One of the challenges facing any political party when it is in opposition is how to resist the temptation to score easy political points by opposing everything the government of the day does only to find that they then have to eat their words the closer they get to an election. Last week these problems started to dawn on Ed Milliband as he started to outline his own plans to cut benefits and pensions.
2010 was not an easy time for David Cameron and the new coalition government to take the reins. The finances were in a mess with the country spending £150 billion per year more than it was receiving in tax revenue. The huge losses accumulated led to large debts. So much so that the country was spending more on interest charges alone than it was on schools.

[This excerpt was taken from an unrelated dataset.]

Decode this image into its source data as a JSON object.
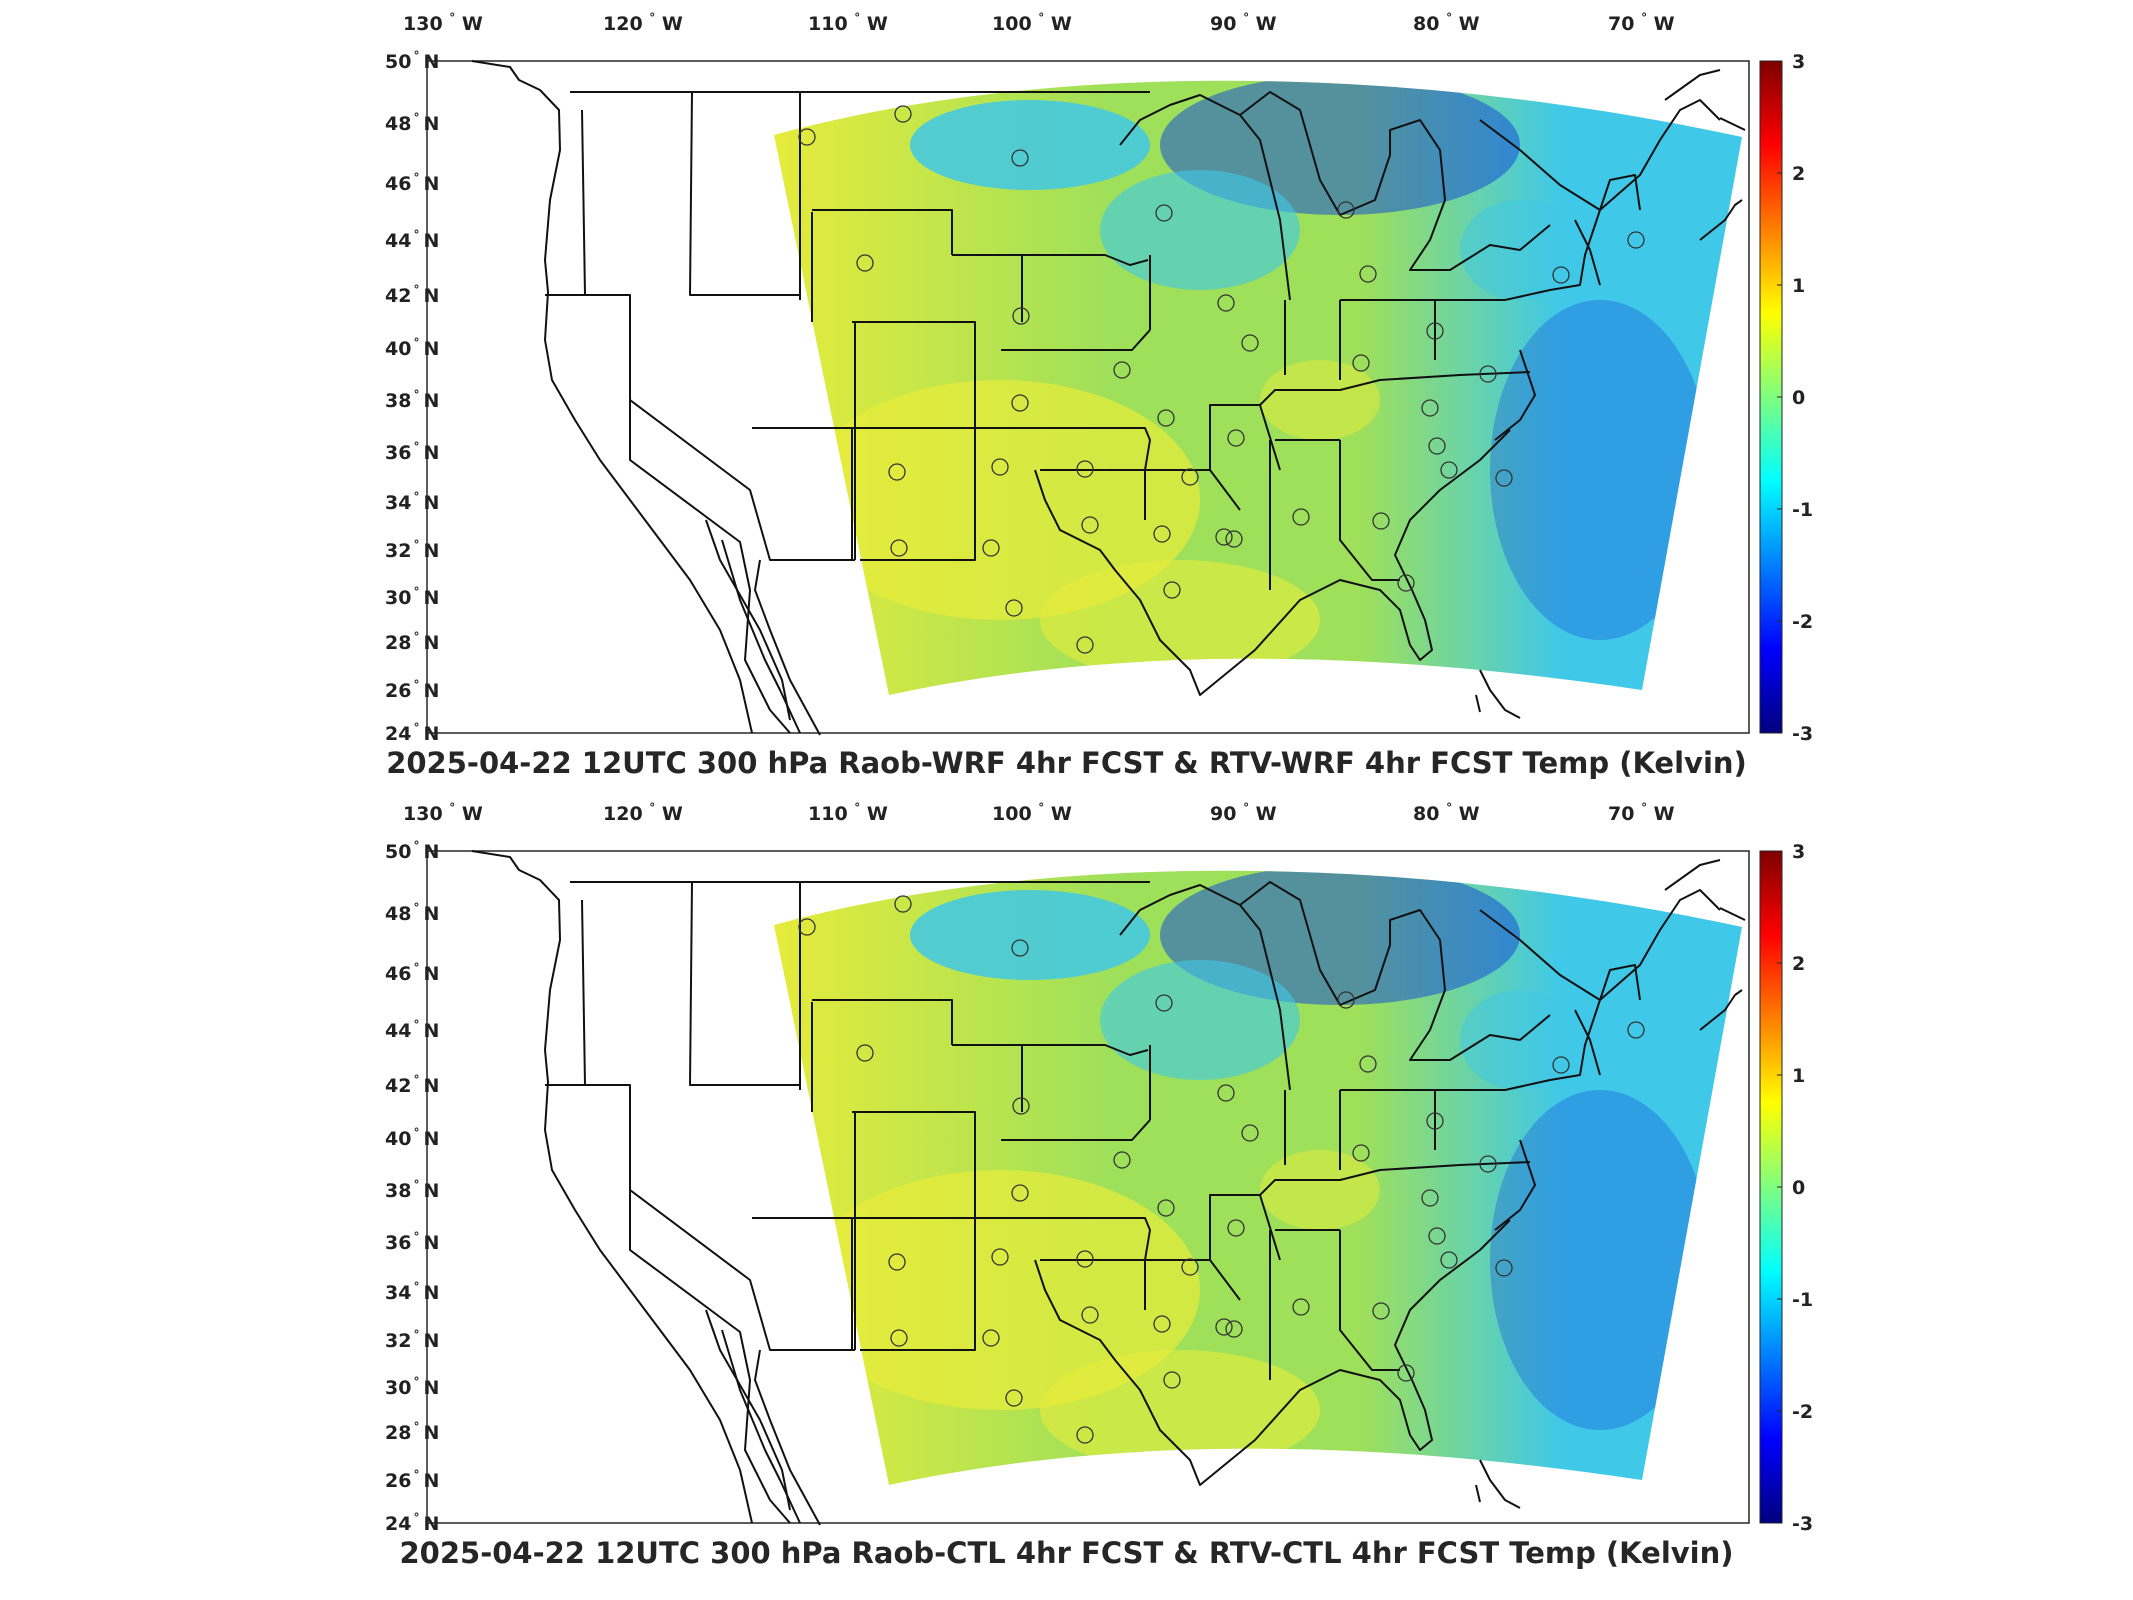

The biggest area of government spending by a long way is welfare and benefits at around £200 billion per year. That equates to a cost of around £6000 for every household in Britain. It is impossible to tackle the losses the country is making without taking some tough decisions on benefits. Housing Benefit payments rocketed between 2005 and 2010 with some evidence that benefits were driving up rents beyond the reach of working people. There were over 1.5 million people effectively written off and left on various forms of incapacity benefit and even more sensitive areas such as disability allowances had seen an unexplained surge in cost.

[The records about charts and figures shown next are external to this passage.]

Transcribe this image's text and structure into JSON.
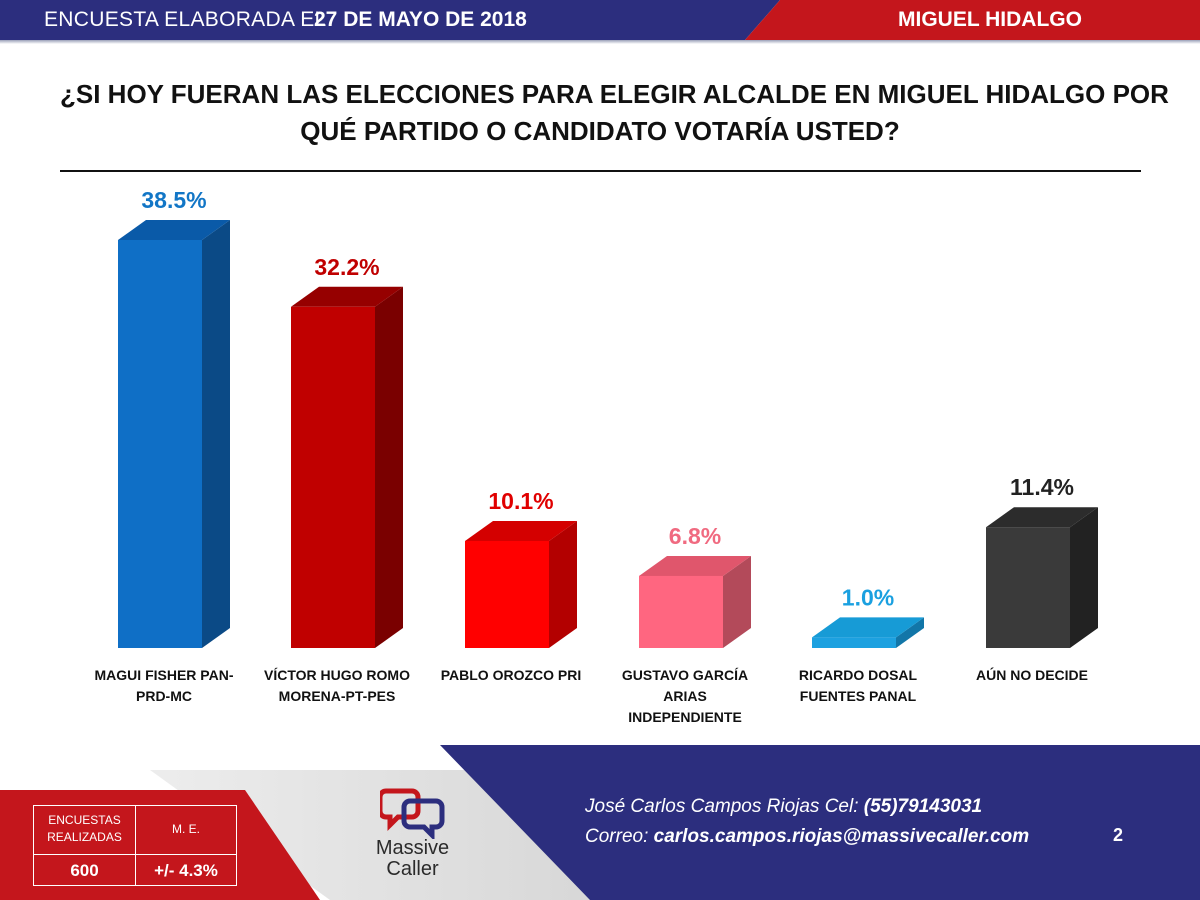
{
  "header": {
    "label": "ENCUESTA ELABORADA EL",
    "date": "27 DE MAYO DE 2018",
    "region": "MIGUEL HIDALGO"
  },
  "question": {
    "line1": "¿SI HOY FUERAN LAS ELECCIONES PARA ELEGIR ALCALDE EN MIGUEL HIDALGO POR",
    "line2": "QUÉ PARTIDO O CANDIDATO VOTARÍA USTED?"
  },
  "chart_data": {
    "type": "bar",
    "title": "¿SI HOY FUERAN LAS ELECCIONES PARA ELEGIR ALCALDE EN MIGUEL HIDALGO POR QUÉ PARTIDO O CANDIDATO VOTARÍA USTED?",
    "categories": [
      [
        "MAGUI FISHER PAN-",
        "PRD-MC"
      ],
      [
        "VÍCTOR HUGO ROMO",
        "MORENA-PT-PES"
      ],
      [
        "PABLO OROZCO PRI"
      ],
      [
        "GUSTAVO GARCÍA",
        "ARIAS",
        "INDEPENDIENTE"
      ],
      [
        "RICARDO DOSAL",
        "FUENTES PANAL"
      ],
      [
        "AÚN NO DECIDE"
      ]
    ],
    "values": [
      38.5,
      32.2,
      10.1,
      6.8,
      1.0,
      11.4
    ],
    "value_labels": [
      "38.5%",
      "32.2%",
      "10.1%",
      "6.8%",
      "1.0%",
      "11.4%"
    ],
    "colors": {
      "front": [
        "#0f6fc6",
        "#c00000",
        "#ff0000",
        "#ff6680",
        "#1da1e0",
        "#3a3a3a"
      ],
      "side": [
        "#0b4a86",
        "#7a0000",
        "#b30000",
        "#b34a5a",
        "#1276a8",
        "#222222"
      ],
      "top": [
        "#0a5aa8",
        "#960000",
        "#d40000",
        "#e0566c",
        "#179bd6",
        "#2c2c2c"
      ],
      "label": [
        "#1276c6",
        "#c00000",
        "#e00000",
        "#f06a80",
        "#1aa0e0",
        "#222222"
      ]
    },
    "ylim": [
      0,
      38.5
    ],
    "grid": false,
    "legend": "none",
    "style": "3d-column"
  },
  "footer": {
    "stats": {
      "surveys_label": "ENCUESTAS REALIZADAS",
      "surveys_value": "600",
      "me_label": "M. E.",
      "me_value": "+/- 4.3%"
    },
    "logo": {
      "word1": "Massive",
      "word2": "Caller",
      "icon": "speech-bubbles-icon"
    },
    "contact": {
      "name_text": "José Carlos Campos Riojas Cel: ",
      "phone": "(55)79143031",
      "email_label": "Correo: ",
      "email": "carlos.campos.riojas@massivecaller.com"
    },
    "page_number": "2"
  }
}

When money is tight, you have to target it where need is greatest so last week the government did outline plans to ensure that those who have disabilities get the right level of support. There has been an intensive effort to help the long term unemployed get back to work through schemes like the Work Programme which are starting to get results. There is a new scheme to help improve disability access to the work place so that people with an impairment are not excluded. Housing benefits have also been cut and there is a new cap on the maximum amount of benefit any large family can claim. None of these decisions are easy but they have been necessary and, in the long run, if we can reduce dependency and encourage more people to take work then we will help them escape poverty.
I think the mistake Ed Milliband made was to oppose every one of these changes without thinking about how the country would make ends meet. Over the next couple of years, he is going to have to come clean with people and admit that he would not, as it turns out, reverse these decisions and even plans cuts of his own.